Urlaub in Seelage: Direkt am Werratalsee ist der Knaus-Campingplatz gelegen. Urlauber schätzen die Idylle zwischen Natur und Innenstadtnähe. Archivfoto: Greim

Eschwege. Oliver Krämer vom Knaus Campingplatz am Werratalsee bei Eschwege rechnet mit einer Rekordsaison. Nachdem erst 2015 mit fast 30 000 Übernachtungen mehr Gäste als je zuvor auf dem Platz in Eschwege begrüßt wurden, sagt Krämer: „In diesem Jahr werden es noch mehr.“ Die Knaus-Gruppe betreibt insgesamt 24 Campingplätze, überwiegend auf Vier-Sterne-Niveau, zwei sind mit fünf Sternen klassifiziert, einer der beiden ist der am Werratalsee in Eschwege.
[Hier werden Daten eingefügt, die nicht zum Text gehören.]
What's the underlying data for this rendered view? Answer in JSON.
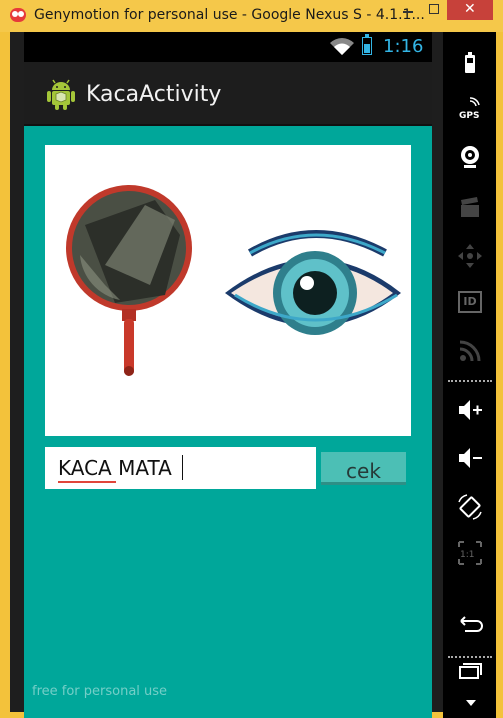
{
  "window": {
    "title": "Genymotion for personal use - Google Nexus S - 4.1.1...",
    "close_glyph": "✕"
  },
  "status_bar": {
    "time": "1:16",
    "icons": [
      "wifi-icon",
      "battery-icon"
    ],
    "accent_color": "#33b5e5"
  },
  "action_bar": {
    "app_icon": "android-icon",
    "title": "KacaActivity"
  },
  "content": {
    "background_color": "#00a79a",
    "image_description_icons": [
      "hand-mirror-image",
      "eye-image"
    ],
    "input": {
      "value": "KACA MATA",
      "placeholder": ""
    },
    "button": {
      "label": "cek"
    },
    "watermark": "free for personal use"
  },
  "sidebar": {
    "items": [
      "battery-icon",
      "gps-icon",
      "webcam-icon",
      "clapper-icon",
      "dpad-icon",
      "id-icon",
      "rss-icon",
      "volume-up-icon",
      "volume-down-icon",
      "rotate-icon",
      "ratio-icon",
      "back-icon",
      "recent-apps-icon",
      "scroll-down-icon"
    ],
    "gps_label": "GPS",
    "id_label": "ID",
    "ratio_label": "1:1"
  }
}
Im Mai, insbesondere über die Feiertage, ist die Anlage bereits komplett ausgebucht. „Wir sind glücklich über die Entwicklung“, sagt Eschweges Bürgermeister Alexander Heppe, „der Park ist eine Erfolgsgeschichte.“ Die Natur- und Stadtnähe macht nach Ansicht von Jutta Riedl von der Touristinformation die Attraktivität aus. „Die Lage könnte besser nicht sein“, so Heppe.
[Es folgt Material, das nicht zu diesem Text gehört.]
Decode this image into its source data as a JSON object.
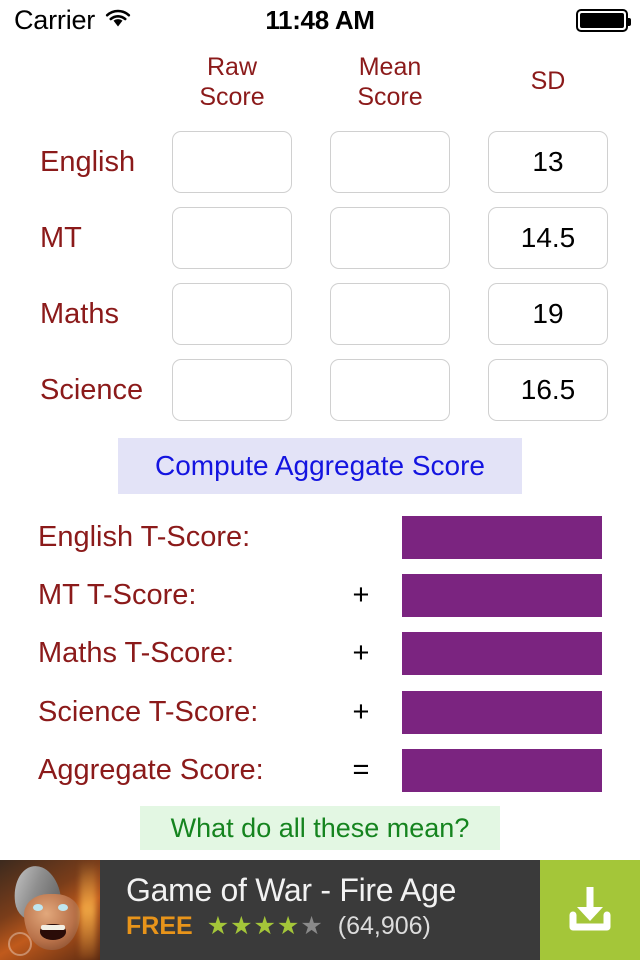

Für jede Interessengruppe hat die Anlage das passende Angebot. Es gibt Stellplätze für Wohnmobile und -wagen sowie für Zelte. Und darüber hinaus finden Urlauber ohne eigene Ausrüstung Mietmöglichkeiten.

Angesichts der guten Entwicklung investiert das Unternehmen kräftig. In dieser Saison werden vier neue Mobilhomes zum Stückpreis von 20 000 Euro aufgestellt. Für die Camper bedeutet das nochmals mehr Komfort als in den bisherigen Unterkünften. „Die Unterkünfte sind eingerichtet wie Ferienwohnungen, mit Küche, sanitären Anlagen und Terrasse“, erklärt Sandra Knaus. Bis zu sechs Personen haben darin Platz, Zielgruppe sind Familien. Pro Übernachtung müssen 55 bis 95 Euro gezahlt werden.

Die Campmanager Katja und Bruno Simon bieten ihren Gästen unterschiedliche Aktivitäten an. Das reicht von der Schnitzeljagd über Lagerfeuerabende mit Stockbrotbacken bis zur Nachtwanderung. Ganz neu im Programm sind in diesem Jahr Musikveranstaltungen. „Das Angebot richtet sich nicht nur an unsere Urlaubsgäste, sondern auch an die Einheimischen“, sagt Katja Simon. Die im Sommer regelmäßig auftretende Massenentwicklung der Cyanobakterien ist nach Angaben der Platzbetreiber für die Urlauber kein Thema. „So schlimm, wie das immer dargestellt wird, ist das nicht“, sagt Sandra Knaus.